Carrie Elizabeth Romney, the 64-year-old sister-in-law of former U.S. Sen. Mitt Romney, left a suicide note before she fell from the roof of a five-story parking garage in Valencia last fall, according to a report that surfaced this week citing case records from Los Angeles County authorities.
The detail adds to a case the medical examiner ruled a suicide on Dec. 9, 2025, following weeks of review. Romney was found the night of Oct. 10 near the Town Center area north of Los Angeles after a fall that investigators said caused fatal blunt-force injuries. The newly described note was linked to materials recovered from her vehicle, according to summaries reported this week. Officials did not release the note’s contents.
Deputies and paramedics were dispatched around 9 p.m. Oct. 10 to the Valencia Town Center complex after a report of a person down near a garage by a hotel. Romney was pronounced dead at the scene. Investigators documented the roof area and the stairwells, then secured her car for evidence processing. The Los Angeles County Medical Examiner later listed the cause of death as blunt traumatic injuries consistent with a fall and the manner of death as suicide. Case paperwork released in December outlined the basic findings; further references to a handwritten message surfaced in January, according to media accounts that cited county files. Authorities have not alleged foul play.
Romney was married to attorney George “Scott” Romney, Mitt Romney’s older brother. Public records show the couple wed in 2016 and were in divorce proceedings in 2025. Family statements at the time of her death asked for privacy as relatives processed the news. The case drew national attention because of the family’s profile and because initial details were sparse as investigators waited for toxicology and scene reviews before declaring a manner of death.

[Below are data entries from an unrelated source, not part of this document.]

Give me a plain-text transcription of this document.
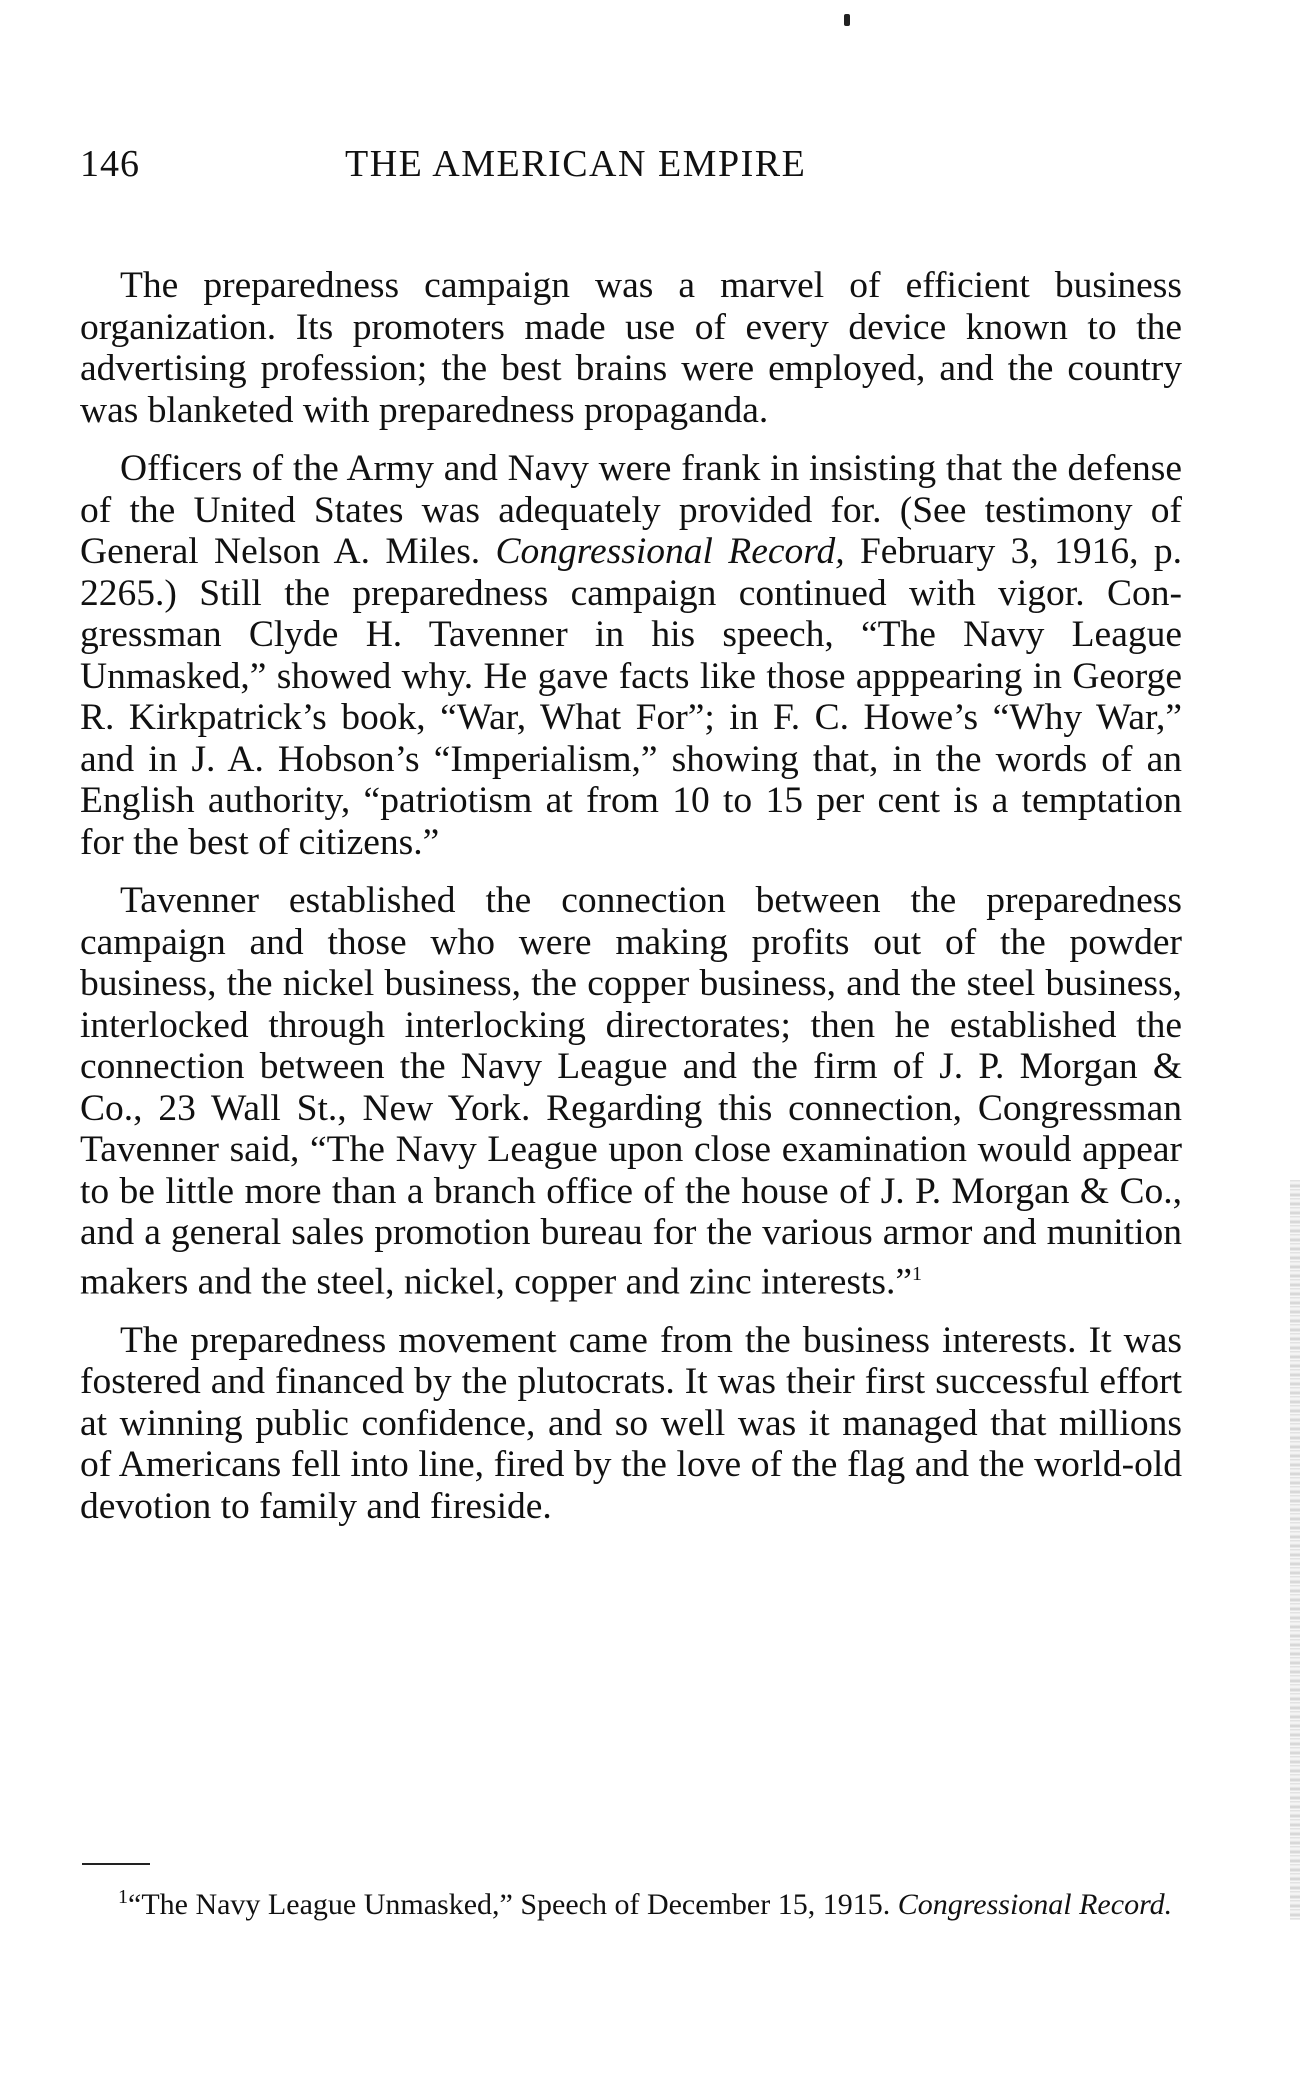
146	THE AMERICAN EMPIRE

The preparedness campaign was a marvel of efficient business organization. Its promoters made use of every device known to the advertising profession; the best brains were employed, and the country was blanketed with preparedness propaganda.

Officers of the Army and Navy were frank in insisting that the defense of the United States was adequately provided for. (See testimony of General Nelson A. Miles. Congressional Record, February 3, 1916, p. 2265.) Still the preparedness campaign continued with vigor. Congressman Clyde H. Tavenner in his speech, “The Navy League Unmasked,” showed why. He gave facts like those apppearing in George R. Kirkpatrick’s book, “War, What For”; in F. C. Howe’s “Why War,” and in J. A. Hobson’s “Imperialism,” showing that, in the words of an English authority, “patriotism at from 10 to 15 per cent is a temptation for the best of citizens.”

Tavenner established the connection between the preparedness campaign and those who were making profits out of the powder business, the nickel business, the copper business, and the steel business, interlocked through interlocking directorates; then he established the connection between the Navy League and the firm of J. P. Morgan & Co., 23 Wall St., New York. Regarding this connection, Congressman Tavenner said, “The Navy League upon close examination would appear to be little more than a branch office of the house of J. P. Morgan & Co., and a general sales promotion bureau for the various armor and munition makers and the steel, nickel, copper and zinc interests.”$^1$

The preparedness movement came from the business interests. It was fostered and financed by the plutocrats. It was their first successful effort at winning public confidence, and so well was it managed that millions of Americans fell into line, fired by the love of the flag and the world-old devotion to family and fireside.

$^1$“The Navy League Unmasked,” Speech of December 15, 1915. Congressional Record.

Documents in the investigation describe a straightforward scene: a five-level public garage serving nearby shops and a hotel, with access points monitored by cameras and security patrols common on weekend nights. Detectives photographed the rooftop parapet, measured distances to the ground and logged personal effects. The car associated with Romney was towed for inventory and later returned to next of kin after forensic processing. Officials said no surveillance footage showed direct contact with other individuals in the minutes before the fall, and there were no indications of an altercation on the roof or in adjacent stairwells.
The case file notes routine steps that follow an apparent suicide in a public place: a coroner investigator response, interviews with security staff, and canvassing for additional camera angles from nearby businesses. Autopsy findings released in December listed blunt-force trauma as the cause, matching the fall scenario. A supplemental entry in January, reflected in media reports this week, referenced a handwritten message recovered with personal items. Authorities did not say when the note was written or to whom it was addressed. They also did not publicly identify all medications collected during evidence processing or provide full toxicology results beyond standard case summaries.
Valencia’s Town Center area includes multi-story parking structures that serve a regional mall and hotel cluster along Magic Mountain Parkway. On weekend evenings, sheriff’s deputies frequently patrol garages as shoppers and hotel guests move between levels. On Oct. 10, witnesses described a perimeter taped off near the garage as investigators worked under floodlights. Traffic along nearby streets slowed briefly while a coroner’s vehicle and sheriff’s units staged at the entrance. By early morning, the scene was cleared and the garage reopened to the public.
Family acquaintances said Romney split time between local commitments and trips to see relatives. Public records list a Valencia address associated with the couple and filings in Los Angeles County family court reflecting divorce proceedings in 2025. Friends described her as private, and news of the death rippled quickly because of Mitt Romney’s national profile as a former presidential nominee and Utah senator. His office issued a brief statement in October acknowledging the loss and requesting privacy.
Officials said the file remains closed as a suicide unless new information emerges. In similar cases, agencies may add supplemental pages if subsequent lab results or property inventories become available, but those do not change the ruling unless they contradict earlier findings. The sheriff’s department said there were no outstanding suspects or persons of interest tied to the October incident at the garage, and no safety advisories were issued for the surrounding area beyond the initial closure during the investigation.
Public records indicate Romney, 64, had adult children from a prior marriage and connections in business and community groups. Memorial arrangements were private. In the weeks after the death, the Los Angeles County Medical Examiner’s office logged final certifications that allowed the release of remains, a step that closed the primary investigative loop ahead of any later document requests by media or the public.
As of Wednesday, officials had not scheduled a briefing regarding the January references to a handwritten note. The county’s online case portal continued to list the death as a suicide with cause specified as blunt traumatic injuries from a fall. Any additional disclosures would likely come through records requests or routine media inquiries to the coroner and sheriff’s offices.
Author note: Last updated January 22, 2026.